As the terrorist linked to the USS Cole bombing and international missile smuggling rationalizes his actions and describes his treatment at Guantanamo, the effect is unnerving. He describes an instance of a female interrogator sexually assaulting him as her partners held him down.
When Smaker confronts Ghanim about fighting in a foreign country, not his own, he rescinds his permission for interviews and refuses further contact with the filmmakers. After Ghanim withdraws from the film, a sequence follows claiming the center has an 85% success rate, and those who cannot be rehabilitated often return to terrorism, turn to crime, or otherwise struggle to find work and reintegrate into society. The sequence is edited in a way that implies Ghanim is not expected to succeed.
Smaker returns her focus to Ali, Nadir, and Mohammed in the latter half of the film, and as the three men near the end of the program and their eventual release, they ponder what the future holds for them. Issues such as marriage, kids, and career are front and center. Even upon successful rehabilitation, the men cannot return to their homes and must remain in Saudi Arabia.
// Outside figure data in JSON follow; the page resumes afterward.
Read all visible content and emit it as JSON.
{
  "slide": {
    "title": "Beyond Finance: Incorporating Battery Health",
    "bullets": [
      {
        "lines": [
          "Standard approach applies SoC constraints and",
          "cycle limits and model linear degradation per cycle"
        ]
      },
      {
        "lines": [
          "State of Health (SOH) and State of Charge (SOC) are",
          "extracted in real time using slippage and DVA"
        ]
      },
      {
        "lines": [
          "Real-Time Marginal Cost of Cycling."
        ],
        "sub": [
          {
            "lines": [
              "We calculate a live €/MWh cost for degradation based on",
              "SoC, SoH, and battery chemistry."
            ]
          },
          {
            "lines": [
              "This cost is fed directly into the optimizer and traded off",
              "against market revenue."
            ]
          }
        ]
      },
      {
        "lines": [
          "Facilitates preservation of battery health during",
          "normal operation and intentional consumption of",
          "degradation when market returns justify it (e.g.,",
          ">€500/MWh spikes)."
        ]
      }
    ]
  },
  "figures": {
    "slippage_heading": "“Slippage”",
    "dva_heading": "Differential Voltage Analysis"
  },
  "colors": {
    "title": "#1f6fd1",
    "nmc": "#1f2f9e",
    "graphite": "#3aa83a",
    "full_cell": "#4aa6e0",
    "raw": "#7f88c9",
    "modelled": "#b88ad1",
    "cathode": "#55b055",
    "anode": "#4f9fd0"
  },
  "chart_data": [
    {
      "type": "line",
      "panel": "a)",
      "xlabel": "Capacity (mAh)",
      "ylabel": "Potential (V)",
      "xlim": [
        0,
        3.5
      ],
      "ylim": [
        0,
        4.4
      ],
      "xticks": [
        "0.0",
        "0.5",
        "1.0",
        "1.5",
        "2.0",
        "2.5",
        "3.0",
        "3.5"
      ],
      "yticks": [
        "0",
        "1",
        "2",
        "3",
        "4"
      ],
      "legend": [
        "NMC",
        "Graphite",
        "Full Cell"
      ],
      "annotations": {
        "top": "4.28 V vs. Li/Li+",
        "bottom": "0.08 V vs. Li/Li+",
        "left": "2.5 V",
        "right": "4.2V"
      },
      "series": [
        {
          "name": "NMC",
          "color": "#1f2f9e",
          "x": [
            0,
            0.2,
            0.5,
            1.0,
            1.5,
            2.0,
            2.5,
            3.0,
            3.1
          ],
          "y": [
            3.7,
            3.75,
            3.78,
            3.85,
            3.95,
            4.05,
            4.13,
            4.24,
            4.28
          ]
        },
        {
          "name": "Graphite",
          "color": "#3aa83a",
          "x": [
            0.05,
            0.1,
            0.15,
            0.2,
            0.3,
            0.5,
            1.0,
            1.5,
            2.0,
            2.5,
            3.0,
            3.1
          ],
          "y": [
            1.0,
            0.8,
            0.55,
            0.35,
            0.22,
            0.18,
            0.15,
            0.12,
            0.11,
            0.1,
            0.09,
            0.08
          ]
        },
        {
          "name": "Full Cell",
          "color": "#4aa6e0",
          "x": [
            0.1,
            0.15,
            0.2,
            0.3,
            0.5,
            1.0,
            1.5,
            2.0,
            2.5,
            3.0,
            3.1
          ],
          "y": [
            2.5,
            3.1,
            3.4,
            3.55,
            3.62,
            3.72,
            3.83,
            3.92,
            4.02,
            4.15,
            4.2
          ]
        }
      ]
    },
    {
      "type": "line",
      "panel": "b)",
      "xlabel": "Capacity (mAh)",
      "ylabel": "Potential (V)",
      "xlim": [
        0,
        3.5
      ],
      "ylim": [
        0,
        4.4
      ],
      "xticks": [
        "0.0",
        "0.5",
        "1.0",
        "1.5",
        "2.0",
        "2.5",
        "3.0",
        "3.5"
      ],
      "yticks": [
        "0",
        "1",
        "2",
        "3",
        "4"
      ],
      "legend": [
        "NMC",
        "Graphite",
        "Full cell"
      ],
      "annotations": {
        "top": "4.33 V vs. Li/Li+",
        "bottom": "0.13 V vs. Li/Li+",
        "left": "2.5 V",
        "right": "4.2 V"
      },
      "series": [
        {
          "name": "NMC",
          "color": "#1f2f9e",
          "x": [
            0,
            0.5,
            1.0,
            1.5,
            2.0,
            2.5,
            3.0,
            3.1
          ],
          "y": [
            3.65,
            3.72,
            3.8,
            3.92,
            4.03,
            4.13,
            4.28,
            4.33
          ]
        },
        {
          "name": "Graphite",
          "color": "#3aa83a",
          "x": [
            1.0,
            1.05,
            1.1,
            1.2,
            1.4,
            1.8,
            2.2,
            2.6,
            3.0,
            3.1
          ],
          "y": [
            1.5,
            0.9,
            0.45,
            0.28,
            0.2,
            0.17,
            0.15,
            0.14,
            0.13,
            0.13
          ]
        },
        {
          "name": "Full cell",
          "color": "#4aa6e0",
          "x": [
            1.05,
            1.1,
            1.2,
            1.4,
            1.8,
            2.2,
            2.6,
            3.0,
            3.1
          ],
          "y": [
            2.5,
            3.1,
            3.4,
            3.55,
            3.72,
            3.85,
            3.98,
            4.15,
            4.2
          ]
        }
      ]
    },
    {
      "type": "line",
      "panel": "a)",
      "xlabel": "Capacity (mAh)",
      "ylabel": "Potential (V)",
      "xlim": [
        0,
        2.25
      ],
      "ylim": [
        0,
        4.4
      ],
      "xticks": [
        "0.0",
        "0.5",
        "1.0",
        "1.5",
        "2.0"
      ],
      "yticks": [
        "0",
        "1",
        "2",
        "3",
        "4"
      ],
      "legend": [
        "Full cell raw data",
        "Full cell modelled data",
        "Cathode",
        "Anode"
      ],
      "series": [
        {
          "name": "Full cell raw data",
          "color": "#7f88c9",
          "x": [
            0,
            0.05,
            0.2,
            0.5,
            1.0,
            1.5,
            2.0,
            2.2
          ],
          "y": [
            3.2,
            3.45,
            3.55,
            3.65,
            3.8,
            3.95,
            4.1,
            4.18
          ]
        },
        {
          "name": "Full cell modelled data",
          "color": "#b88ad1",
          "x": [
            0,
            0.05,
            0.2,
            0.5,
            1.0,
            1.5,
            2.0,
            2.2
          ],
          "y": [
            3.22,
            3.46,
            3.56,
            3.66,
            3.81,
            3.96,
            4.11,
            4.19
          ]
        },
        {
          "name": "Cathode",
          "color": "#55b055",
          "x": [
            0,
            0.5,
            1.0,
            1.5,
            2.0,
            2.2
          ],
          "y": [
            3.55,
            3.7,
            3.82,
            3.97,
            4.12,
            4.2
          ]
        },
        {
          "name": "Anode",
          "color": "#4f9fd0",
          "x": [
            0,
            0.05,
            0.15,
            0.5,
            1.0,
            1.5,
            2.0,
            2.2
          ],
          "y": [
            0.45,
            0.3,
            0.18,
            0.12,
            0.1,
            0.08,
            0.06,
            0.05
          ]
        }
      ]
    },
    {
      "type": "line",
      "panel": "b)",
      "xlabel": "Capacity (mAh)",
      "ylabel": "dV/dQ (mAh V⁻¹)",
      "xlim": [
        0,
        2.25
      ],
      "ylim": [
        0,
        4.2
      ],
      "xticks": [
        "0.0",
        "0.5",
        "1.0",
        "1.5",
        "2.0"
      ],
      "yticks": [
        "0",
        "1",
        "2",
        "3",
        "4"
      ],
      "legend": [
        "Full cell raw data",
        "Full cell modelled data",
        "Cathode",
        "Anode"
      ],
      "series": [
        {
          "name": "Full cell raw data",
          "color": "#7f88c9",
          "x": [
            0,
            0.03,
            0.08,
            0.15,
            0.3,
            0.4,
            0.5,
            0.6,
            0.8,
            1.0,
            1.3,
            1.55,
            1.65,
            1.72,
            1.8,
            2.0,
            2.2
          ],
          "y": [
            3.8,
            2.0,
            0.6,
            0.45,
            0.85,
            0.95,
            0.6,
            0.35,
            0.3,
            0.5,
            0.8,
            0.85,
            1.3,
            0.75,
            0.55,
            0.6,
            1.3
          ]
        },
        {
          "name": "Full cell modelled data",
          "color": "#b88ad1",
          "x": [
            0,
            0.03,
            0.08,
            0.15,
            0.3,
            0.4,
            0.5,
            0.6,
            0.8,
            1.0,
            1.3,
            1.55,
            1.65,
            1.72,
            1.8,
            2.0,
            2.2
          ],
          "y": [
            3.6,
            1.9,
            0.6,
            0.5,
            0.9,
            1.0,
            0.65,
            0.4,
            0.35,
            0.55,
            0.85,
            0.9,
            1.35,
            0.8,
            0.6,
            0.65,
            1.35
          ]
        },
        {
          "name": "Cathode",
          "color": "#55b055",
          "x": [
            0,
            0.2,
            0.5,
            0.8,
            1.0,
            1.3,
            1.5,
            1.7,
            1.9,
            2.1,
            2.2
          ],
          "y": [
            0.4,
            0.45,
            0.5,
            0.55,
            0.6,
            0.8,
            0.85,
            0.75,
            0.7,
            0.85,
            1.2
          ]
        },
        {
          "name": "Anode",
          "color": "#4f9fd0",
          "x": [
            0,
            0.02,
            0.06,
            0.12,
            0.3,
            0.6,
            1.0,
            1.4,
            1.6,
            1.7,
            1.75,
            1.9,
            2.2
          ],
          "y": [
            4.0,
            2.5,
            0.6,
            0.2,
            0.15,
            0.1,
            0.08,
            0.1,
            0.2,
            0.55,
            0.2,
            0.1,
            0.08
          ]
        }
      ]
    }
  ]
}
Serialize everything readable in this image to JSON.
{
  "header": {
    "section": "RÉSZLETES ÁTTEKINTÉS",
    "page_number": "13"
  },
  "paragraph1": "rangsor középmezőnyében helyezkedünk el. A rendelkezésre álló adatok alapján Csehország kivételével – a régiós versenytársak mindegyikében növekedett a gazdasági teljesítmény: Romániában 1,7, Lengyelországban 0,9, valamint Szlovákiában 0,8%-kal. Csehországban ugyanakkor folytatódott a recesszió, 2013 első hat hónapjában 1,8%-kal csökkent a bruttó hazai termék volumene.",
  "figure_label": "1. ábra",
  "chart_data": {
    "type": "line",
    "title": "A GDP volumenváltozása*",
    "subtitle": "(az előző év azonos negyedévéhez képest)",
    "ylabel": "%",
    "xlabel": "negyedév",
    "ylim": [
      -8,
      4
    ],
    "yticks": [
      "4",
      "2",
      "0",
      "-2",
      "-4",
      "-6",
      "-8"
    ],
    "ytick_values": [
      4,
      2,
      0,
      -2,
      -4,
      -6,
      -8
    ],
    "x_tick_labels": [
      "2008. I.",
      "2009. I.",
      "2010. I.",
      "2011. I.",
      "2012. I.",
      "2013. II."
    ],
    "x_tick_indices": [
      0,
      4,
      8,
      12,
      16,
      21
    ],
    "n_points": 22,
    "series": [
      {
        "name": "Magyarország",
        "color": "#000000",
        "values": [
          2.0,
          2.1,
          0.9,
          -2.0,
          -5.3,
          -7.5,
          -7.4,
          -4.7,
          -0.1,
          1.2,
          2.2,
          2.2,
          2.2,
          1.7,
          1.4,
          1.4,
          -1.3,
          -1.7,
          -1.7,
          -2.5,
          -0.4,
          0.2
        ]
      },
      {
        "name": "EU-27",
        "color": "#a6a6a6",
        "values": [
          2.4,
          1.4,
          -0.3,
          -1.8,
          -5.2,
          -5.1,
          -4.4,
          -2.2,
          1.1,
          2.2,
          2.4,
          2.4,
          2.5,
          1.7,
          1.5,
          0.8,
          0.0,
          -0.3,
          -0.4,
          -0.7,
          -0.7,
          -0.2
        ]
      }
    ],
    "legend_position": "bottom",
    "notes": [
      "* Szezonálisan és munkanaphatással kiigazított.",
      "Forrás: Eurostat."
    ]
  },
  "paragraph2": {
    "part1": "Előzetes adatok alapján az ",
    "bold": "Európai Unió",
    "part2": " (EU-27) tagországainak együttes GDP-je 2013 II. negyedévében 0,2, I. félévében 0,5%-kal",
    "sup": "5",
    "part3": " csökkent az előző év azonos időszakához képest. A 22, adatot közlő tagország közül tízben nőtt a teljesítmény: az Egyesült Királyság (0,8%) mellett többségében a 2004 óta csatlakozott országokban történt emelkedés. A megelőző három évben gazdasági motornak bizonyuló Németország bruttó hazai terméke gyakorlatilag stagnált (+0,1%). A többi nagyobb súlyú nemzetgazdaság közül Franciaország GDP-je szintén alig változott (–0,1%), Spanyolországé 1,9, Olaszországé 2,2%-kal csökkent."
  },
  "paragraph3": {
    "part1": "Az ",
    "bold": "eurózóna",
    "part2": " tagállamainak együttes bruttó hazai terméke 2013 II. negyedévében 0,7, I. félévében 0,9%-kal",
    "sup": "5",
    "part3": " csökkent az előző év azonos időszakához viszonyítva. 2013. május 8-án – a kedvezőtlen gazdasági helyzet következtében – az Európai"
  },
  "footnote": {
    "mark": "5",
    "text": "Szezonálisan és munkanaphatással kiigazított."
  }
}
Throughout the film, Smaker uses traditional symbols of freedom — shots of birds and the ocean — to reflect the yearning of her subjects. In the end, the Saudi government delays the men’s release by nine months.
The government eventually released the men to their families with strict terms threatening criminal prosecution and jail time to the men’s sponsors in the event they returned to terrorist activities. After Saudi Arabia’s new crown prince passed a law banning foreign nationals from working, Ali, Nadir, and Mohammed were unable to support themselves.
When Smaker catches up with the men a year after their release, she finds them struggling mightily. Feelings of isolation, helplessness, and listlessness plague the men. Ultimately, governmental changes transform the rehabilitation center into a re-education facility for political dissidents as Saudi Arabia embraces harsh punishments — such as public beheadings — for convicted terrorists.
While Smaker’s film often succeeds in challenging viewers to think deeply and critically about a complex issue, its ending is abrupt and leaves many questions unanswered. The men’s futures remain uncertain. The documentary also highlights several disturbing allegations of abuse from US personnel, never addressing investigations into those abuses.
Ultimately, the film’s intimate exploration of the terrorist psyche is sobering and thought provoking, but the film may be a tough pill to swallow for anyone who has served or lost loved ones in the war on terror.